Political language degenerates in Turkey

Political language degenerates in Turkey

Political language in Turkey is degenerating as political polarization increases. The ongoing “pervert” debate is an embarrassing example of this.

A sexual crime scandal is in the background of the debate. The scandal broke 10 days ago when it was reported that a theology teacher had been sexually abusing male students for many years in the dormitories of private Quran courses run by conservative education foundations.

One of those foundations was the Ensar Foundation, which has been among the foundations most favored by the ruling Justice and Development Party (AK Parti). 

When the opposition parties asked for a probe not only into the teacher, but also against the foundation, there were objections from within the AK Parti.

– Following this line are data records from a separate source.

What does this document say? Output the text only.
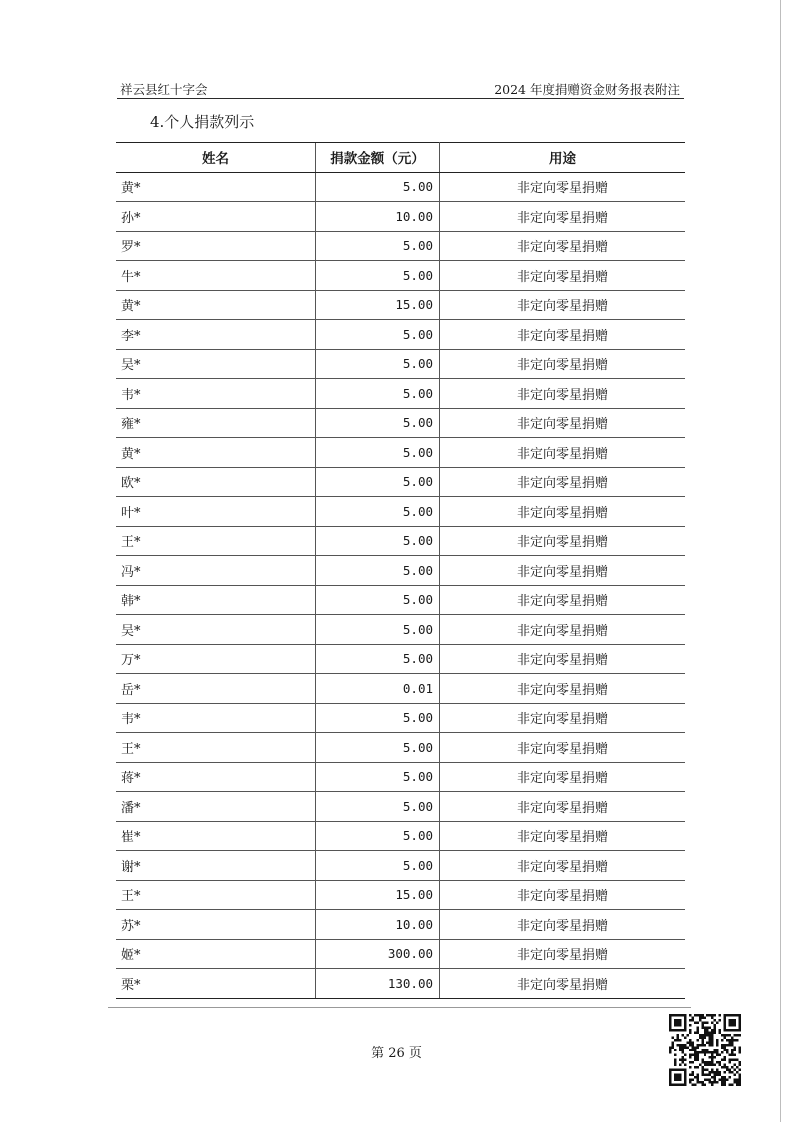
祥云县红十字会	2024 年度捐赠资金财务报表附注
4.个人捐款列示
姓名	捐款金额（元）	用途
黄*	5.00	非定向零星捐赠
孙*	10.00	非定向零星捐赠
罗*	5.00	非定向零星捐赠
牛*	5.00	非定向零星捐赠
黄*	15.00	非定向零星捐赠
李*	5.00	非定向零星捐赠
吴*	5.00	非定向零星捐赠
韦*	5.00	非定向零星捐赠
雍*	5.00	非定向零星捐赠
黄*	5.00	非定向零星捐赠
欧*	5.00	非定向零星捐赠
叶*	5.00	非定向零星捐赠
王*	5.00	非定向零星捐赠
冯*	5.00	非定向零星捐赠
韩*	5.00	非定向零星捐赠
吴*	5.00	非定向零星捐赠
万*	5.00	非定向零星捐赠
岳*	0.01	非定向零星捐赠
韦*	5.00	非定向零星捐赠
王*	5.00	非定向零星捐赠
蒋*	5.00	非定向零星捐赠
潘*	5.00	非定向零星捐赠
崔*	5.00	非定向零星捐赠
谢*	5.00	非定向零星捐赠
王*	15.00	非定向零星捐赠
苏*	10.00	非定向零星捐赠
姬*	300.00	非定向零星捐赠
栗*	130.00	非定向零星捐赠
第 26 页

One of those objections came from Sema Ramazanoğlu, one of two woman ministers in Prime Minister Ahmet Davutoğlu’s cabinet. When Ramazanoğlu said Ensar should not be the target of blanket criticism because of individual cases, the debate fired up further. She is the minister in charge of family and social policies and the protection of children from abuse is among her responsibilities.

Meanwhile, the accused teacher was arrested and put in jail but the probe was not extended, as the opposition had requested. A motion against Ramazanoğlu was also rejected in parliament thanks to AK Parti votes.

Accusing the AK Parti of turning a blind eye to the abuse cases just to protect private institutions close to their ideology, main opposition Republican People’s Party (CHP) head Kemal Kılıçdaroğlu said the minister was “laying in front of certain people” to cover up the abuse cases.

The AK Parti became furious over the use of this expression. Davutoğlu said Kılıçdaroğlu had “no manners” by using such low language against a minister, who is also a mother.

Refusing to express regret, the CHP leader said the expression had nothing to do with sex, and it had actually been first introduced to Turkish politics by a former AK Parti minister. He was referring to an alleged telephone recording between former Interior Minister Muammer Güler and a businessman who had allegedly taken a bribe - the infamous Turkish-Iranian Reza Zarrab, who was recently arrested by a U.S. court. The expression effectively means something like “they cannot touch you, over my dead body.”

Enter President Tayyip Erdoğan. He raised the bar to a new height by saying the “sexual pervert” in the Ensar case was now in jail, and asking what the people should do with the “political pervert,” pointing at Kılıçdaroğlu.

Kılıçdaroğlu is generally known for his mild and polite manners, but he went out of proportion while responding to Erdoğan. He first recalled one of the president’s earlier criticisms of modern lifestyle, when he expressed discontent about young men and women hugging each other on ferries passing by the window of the prime minister’s office in Istanbul. Kılıçdaroğlu hit hard by saying Erdoğan was not only a “political pervert,” but also a “sexual pervert.”

It is not clear where this war of decomposing language will end, but escalating polarization has long been intoxicating the political atmosphere in Turkey. Acts of terror, suicide bombers and security operations have all been straining people to record levels every day. Political leaders must reduce the tension so this political row does not reach physical dimensions, which could drag the country to even more dangerous ground.